Let $F_i$ be the cumulative distribution functions (CDF) of the $X_i$:
$$F_i(x) = \Pr(X_i\le x).$$
The time to complete both tasks is $Y =\max(X_1,X_2)$.  Its CDF is given by
$$\eqalign{
F_Y(y) = \Pr(Y\le y) &= \Pr(X_1\le y\text{ and }X_2\le y) \\&= \Pr(X_1\le y)\Pr(X_2\le y) \\&= F_1(y)F_2(y).}$$
All equalities arise from definitions: of the CDF, of $Y$, and of independence.

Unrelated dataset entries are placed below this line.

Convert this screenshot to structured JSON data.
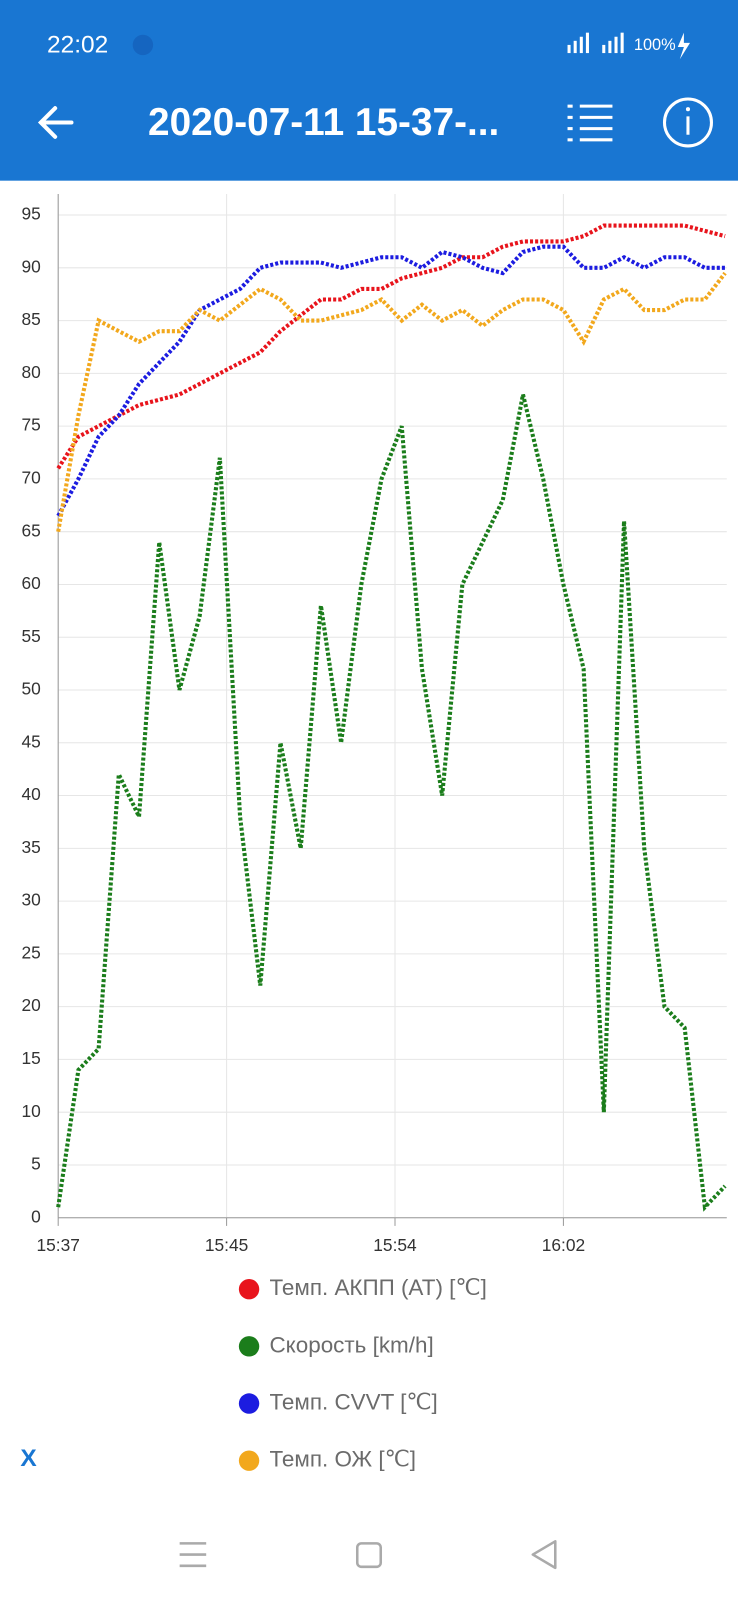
{
  "status_bar": {
    "time": "22:02",
    "battery": "100%"
  },
  "header": {
    "title": "2020-07-11 15-37-..."
  },
  "chart_data": {
    "type": "line",
    "x": [
      "15:37:30",
      "15:38:30",
      "15:39:30",
      "15:40:30",
      "15:41:30",
      "15:42:30",
      "15:43:30",
      "15:44:30",
      "15:45:30",
      "15:46:30",
      "15:47:30",
      "15:48:30",
      "15:49:30",
      "15:50:30",
      "15:51:30",
      "15:52:30",
      "15:53:30",
      "15:54:30",
      "15:55:30",
      "15:56:30",
      "15:57:30",
      "15:58:30",
      "15:59:30",
      "16:00:30",
      "16:01:30",
      "16:02:30",
      "16:03:30",
      "16:04:30",
      "16:05:30",
      "16:06:30",
      "16:07:30",
      "16:08:30",
      "16:09:30",
      "16:10:30"
    ],
    "series": [
      {
        "name": "Темп. АКПП (AT) [℃]",
        "color": "#e8141c",
        "values": [
          71,
          74,
          75,
          76,
          77,
          77.5,
          78,
          79,
          80,
          81,
          82,
          84,
          85.5,
          87,
          87,
          88,
          88,
          89,
          89.5,
          90,
          91,
          91,
          92,
          92.5,
          92.5,
          92.5,
          93,
          94,
          94,
          94,
          94,
          94,
          93.5,
          93
        ]
      },
      {
        "name": "Скорость [km/h]",
        "color": "#1b7d1b",
        "values": [
          1,
          14,
          16,
          42,
          38,
          64,
          50,
          57,
          72,
          38,
          22,
          45,
          35,
          58,
          45,
          60,
          70,
          75,
          52,
          40,
          60,
          64,
          68,
          78,
          70,
          60,
          52,
          10,
          66,
          35,
          20,
          18,
          1,
          3
        ]
      },
      {
        "name": "Темп. CVVT [℃]",
        "color": "#1c1ce0",
        "values": [
          66.5,
          70,
          74,
          76,
          79,
          81,
          83,
          86,
          87,
          88,
          90,
          90.5,
          90.5,
          90.5,
          90,
          90.5,
          91,
          91,
          90,
          91.5,
          91,
          90,
          89.5,
          91.5,
          92,
          92,
          90,
          90,
          91,
          90,
          91,
          91,
          90,
          90
        ]
      },
      {
        "name": "Темп. ОЖ [℃]",
        "color": "#f2a81d",
        "values": [
          65,
          76,
          85,
          84,
          83,
          84,
          84,
          86,
          85,
          86.5,
          88,
          87,
          85,
          85,
          85.5,
          86,
          87,
          85,
          86.5,
          85,
          86,
          84.5,
          86,
          87,
          87,
          86,
          83,
          87,
          88,
          86,
          86,
          87,
          87,
          89.5
        ]
      }
    ],
    "xlim": [
      "15:37:30",
      "16:10:35"
    ],
    "xticks": [
      {
        "value": "15:37:30",
        "label": "15:37"
      },
      {
        "value": "15:45:50",
        "label": "15:45"
      },
      {
        "value": "15:54:10",
        "label": "15:54"
      },
      {
        "value": "16:02:30",
        "label": "16:02"
      }
    ],
    "ylim": [
      0,
      97
    ],
    "yticks": [
      0,
      5,
      10,
      15,
      20,
      25,
      30,
      35,
      40,
      45,
      50,
      55,
      60,
      65,
      70,
      75,
      80,
      85,
      90,
      95
    ],
    "grid": true
  },
  "close_button": "X"
}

Assuming both variables $X_1$ and $X_2$ are absolutely continuous, one way to obtain the expectation of $Y$ is to integrate over the joint distribution of $(X_1,X_2)$, as suggested in the question.  There are much easier ways--as explained below--but to show it can be done this way, let's split the integral into one integral over $\{(x_1,x_2)\,|\, x_1\ge x_2\}$ and another over $\{(x_1,x_2)\,|\, x_1\lt x_2\}$, because in the first case $\max(x_1,x_2)=x_1$ and in the second case $\max(x_1,x_2)=x_2$:
$$\eqalign{
\mathbb{E}[Y] &= \mathbb{E}[\max(X_1,X_2)] = \iint_{\mathbb{R}^2} \max(x_1,x_2) dF_1(x_1)dF_2(x_2)\\
&= \int_\mathbb{R}\int_{-\infty}^{x_1} x_1dF_2(x_2)dF_1(x_1)

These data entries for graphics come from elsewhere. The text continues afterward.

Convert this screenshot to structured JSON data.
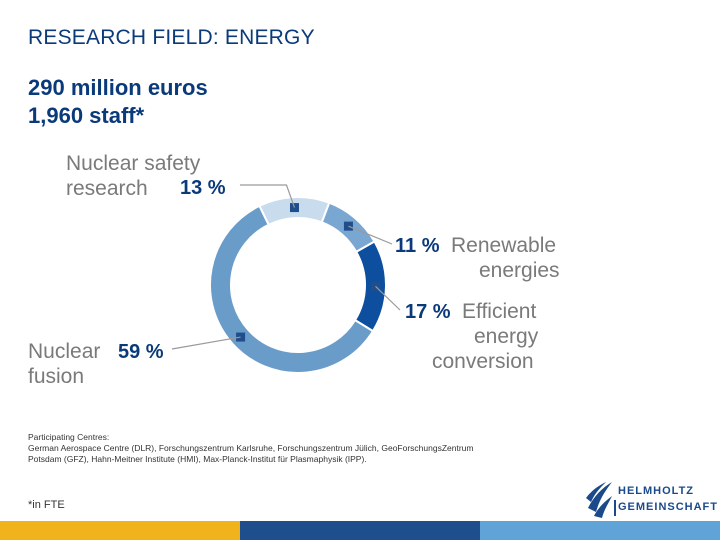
{
  "slide": {
    "title": "RESEARCH FIELD: ENERGY",
    "headline_line1": "290 million euros",
    "headline_line2": "1,960 staff*"
  },
  "chart_data": {
    "type": "pie",
    "variant": "donut",
    "slices": [
      {
        "label_line1": "Nuclear safety",
        "label_line2": "research",
        "value": 13,
        "value_text": "13 %",
        "color": "#c8dced"
      },
      {
        "label_line1": "Renewable",
        "label_line2": "energies",
        "value": 11,
        "value_text": "11 %",
        "color": "#7aa6d2"
      },
      {
        "label_line1": "Efficient",
        "label_line2": "energy",
        "label_line3": "conversion",
        "value": 17,
        "value_text": "17 %",
        "color": "#0d4f9e"
      },
      {
        "label_line1": "Nuclear",
        "label_line2": "fusion",
        "value": 59,
        "value_text": "59 %",
        "color": "#6a9cc9"
      }
    ],
    "marker_color": "#1f4e8c"
  },
  "participating": {
    "heading": "Participating Centres:",
    "line1": "German Aerospace Centre (DLR), Forschungszentrum Karlsruhe, Forschungszentrum Jülich, GeoForschungsZentrum",
    "line2": "Potsdam (GFZ), Hahn-Meitner Institute (HMI), Max-Planck-Institut für Plasmaphysik (IPP)."
  },
  "footnote": "*in FTE",
  "logo": {
    "word1": "HELMHOLTZ",
    "word2": "GEMEINSCHAFT",
    "color": "#1a4a8a"
  },
  "bottom_bar_colors": [
    "#f0b31b",
    "#1f4e8c",
    "#5fa3d7"
  ]
}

+ \int_\mathbb{R}\int_{-\infty}^{x_2} x_2dF_1(x_1)dF_2(x_2) \\
&= \int_\mathbb{R}x_1 F_2(x_1)dF_1(x_1)+\int_\mathbb{R}x_2 F_1(x_2)dF_1(x_2) \\
&= \int_\mathbb{R}y\left(F_2(y)f_1(y) + F_1(y)f_2(y)\right)dy
} $$
(writing $dF_i(y) = f_i(y)dy$).
However, this formula is easier to obtain by noting that the  expectation of $Y$ can equally well be found via a single integral from the product rule 
$$d\left(F_1(y)F_2(y)\right) = \left( F_2(y)f_1(y) + F_1(y)f_2(y)\right)dy,$$
whence
$$\mathbb{E}(Y) = \int_\mathbb{R}y \left(d F_y(y)\right) = \int_\mathbb{R} y\left( F_2(y)f_1(y) + F_1(y)f_2(y)\right)dy.$$
An even more general and simpler expression for the expectation obtains by integrating the survival function $1-F_Y$, because these variables have nonnegative support:
$$\mathbb{E}(Y) = \int_0^\infty(1 - F_Y(y))dy = \int_0^\infty(1 - F_1(y)F_2(y))dy.$$
This stands up to units analysis: the units in the integrand are probability (from $1 - F_1(y)F_2(y)$) times units of $Y$ (from the $dy$ term), whence the integral is in the units of $Y$.